Na manhã seguinte, Vanessa acorda com febre. Todo o grupo fica a saber que dali a pouco, poucochinho, estará com muita tosse, que dali a quase nada sentirá falta de ar, e que mais um pouco verá os seus lábios a ficarem arroxeados. Vanessa continua sozinha no seu 4º andar. E a Ivone, a Micaela, o Duarte, a Cidália, mas também a Rita, a Anabela, a Maria José, a Maria, a Alice e o Raúl afligem-se. Caramba, é um deles que está doente! E sozinho! E muito provavelmente é “o bicho”! Silêncio da Vanessa no grupo de whatsapp. Respirações em suspenso. Quando Vanessa volta a escrever, conta que a Micaela e a sua mãe, médica, a foram socorrer. E as lágrimas escorrem de alívio, compaixão, união, pelos rostos outrora anónimos. Vanessa estava agora medicada e seguida. Na cama onde a febre de Vanessa ia subindo e cedendo ao antipirético estava agora um grupo de pessoas unido para além do gosto por livros. Estava uma família. Uma nova família.

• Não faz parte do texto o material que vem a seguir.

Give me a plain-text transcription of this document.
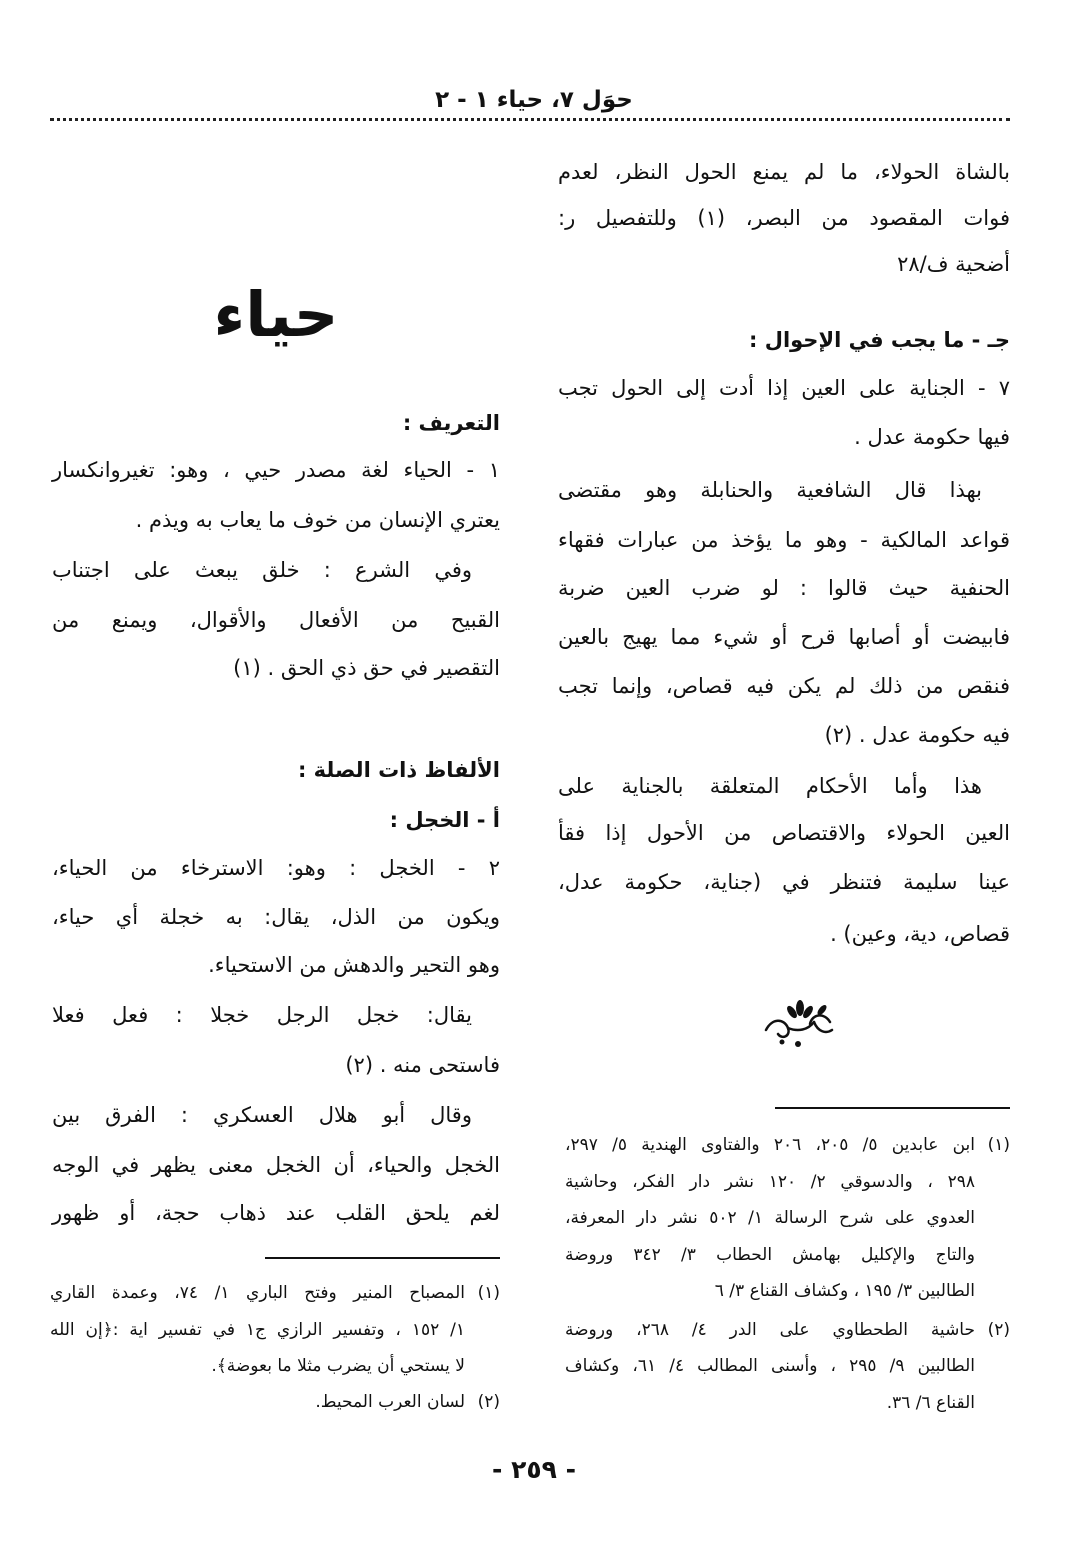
حوَل ٧، حياء ١ - ٢
بالشاة الحولاء، ما لم يمنع الحول النظر، لعدم
فوات المقصود من البصر، (١) وللتفصيل ر:
أضحية ف/٢٨
جـ - ما يجب في الإحوال :
٧ - الجناية على العين إذا أدت إلى الحول تجب
فيها حكومة عدل .
بهذا قال الشافعية والحنابلة وهو مقتضى
قواعد المالكية - وهو ما يؤخذ من عبارات فقهاء
الحنفية حيث قالوا : لو ضرب العين ضربة
فابيضت أو أصابها قرح أو شيء مما يهيج بالعين
فنقص من ذلك لم يكن فيه قصاص، وإنما تجب
فيه حكومة عدل . (٢)
هذا وأما الأحكام المتعلقة بالجناية على
العين الحولاء والاقتصاص من الأحول إذا فقأ
عينا سليمة فتنظر في (جناية، حكومة عدل،
قصاص، دية، وعين) .
(١)
ابن عابدين ٥/ ٢٠٥، ٢٠٦ والفتاوى الهندية ٥/ ٢٩٧،
٢٩٨ ، والدسوقي ٢/ ١٢٠ نشر دار الفكر، وحاشية
العدوي على شرح الرسالة ١/ ٥٠٢ نشر دار المعرفة،
والتاج والإكليل بهامش الحطاب ٣/ ٣٤٢ وروضة
الطالبين ٣/ ١٩٥ ، وكشاف القناع ٣/ ٦
(٢)
حاشية الطحطاوي على الدر ٤/ ٢٦٨، وروضة
الطالبين ٩/ ٢٩٥ ، وأسنى المطالب ٤/ ٦١، وكشاف
القناع ٦/ ٣٦.
حياء
التعريف :
١ - الحياء لغة مصدر حيي ، وهو: تغيروانكسار
يعتري الإنسان من خوف ما يعاب به ويذم .
وفي الشرع : خلق يبعث على اجتناب
القبيح من الأفعال والأقوال، ويمنع من
التقصير في حق ذي الحق . (١)
الألفاظ ذات الصلة :
أ - الخجل :
٢ - الخجل : وهو: الاسترخاء من الحياء،
ويكون من الذل، يقال: به خجلة أي حياء،
وهو التحير والدهش من الاستحياء.
يقال: خجل الرجل خجلا : فعل فعلا
فاستحى منه . (٢)
وقال أبو هلال العسكري : الفرق بين
الخجل والحياء، أن الخجل معنى يظهر في الوجه
لغم يلحق القلب عند ذهاب حجة، أو ظهور
(١)
المصباح المنير وفتح الباري ١/ ٧٤، وعمدة القاري
١/ ١٥٢ ، وتفسير الرازي ج١ في تفسير اية :﴿إن الله
لا يستحي أن يضرب مثلا ما بعوضة﴾.
(٢)
لسان العرب المحيط.
- ٢٥٩ -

Os dias seguintes são duros para Vanessa: tenta dominar o pânico, a febre e a solidão. A Micaela vai-lhe deixando à porta alguma comida e medicamentos embrulhados em carinho. O grupo dá-lhe os bons dias e as boas noites por entre conversas soltas ao ritmo do relógio que teima em se arrastar. Vanessa vai melhorando, aprisionada no seu confortável e insuportável 4º andar.

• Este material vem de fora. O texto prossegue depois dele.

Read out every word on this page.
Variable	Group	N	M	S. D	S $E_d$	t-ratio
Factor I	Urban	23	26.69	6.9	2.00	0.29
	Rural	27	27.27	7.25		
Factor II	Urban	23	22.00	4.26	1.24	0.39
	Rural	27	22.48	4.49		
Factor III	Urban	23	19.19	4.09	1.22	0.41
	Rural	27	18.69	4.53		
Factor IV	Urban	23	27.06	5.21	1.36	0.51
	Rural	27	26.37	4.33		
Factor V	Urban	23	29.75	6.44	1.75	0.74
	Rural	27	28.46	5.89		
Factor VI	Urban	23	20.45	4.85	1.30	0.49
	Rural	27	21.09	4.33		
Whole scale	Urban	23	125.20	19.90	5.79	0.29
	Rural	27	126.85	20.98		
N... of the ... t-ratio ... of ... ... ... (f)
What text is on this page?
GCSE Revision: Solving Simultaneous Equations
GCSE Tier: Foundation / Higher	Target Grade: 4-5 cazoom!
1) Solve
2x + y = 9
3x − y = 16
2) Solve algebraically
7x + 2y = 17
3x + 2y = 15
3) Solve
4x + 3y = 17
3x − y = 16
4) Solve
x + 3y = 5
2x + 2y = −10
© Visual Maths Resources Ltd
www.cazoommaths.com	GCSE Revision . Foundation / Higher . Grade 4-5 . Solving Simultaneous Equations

Até que ao trigésimo dia tem que se preparar. Tem que voltar ao trabalho que adora. Aquele que a faz sentir mais pessoa, aquele que lhe devolve os sorrisos mil que tanto oferece aos outros. À espera dela, ainda que separados por um monitor, estão vinte e seis meninos, ansiosos pelo reencontro com a professora Vanessa, das suas histórias e da sua voz doce e firme, da sua infindável ternura, do seu sorriso onde todos cabem, do muito que tem para ensinar e dar. Vanessa combate o corpo ainda cansado mas ansioso por este reencontro. Reinventa-se, forçada por um novo paradigma. Maquilha-se como se costumava maquilhar antes da chegada do vírus. Cuidadosamente. O coração bate de ansiedade, pelo muito que quer voltar a reencontrar os seus meninos. É chegada a hora. E num fôlego, o dia aproxima-se do fim. É tempo de regressar ao grupo e de lhes dizer que “não há nada como trabalhar no que se ama”. Esta noite Vanessa vai dormir. Feliz.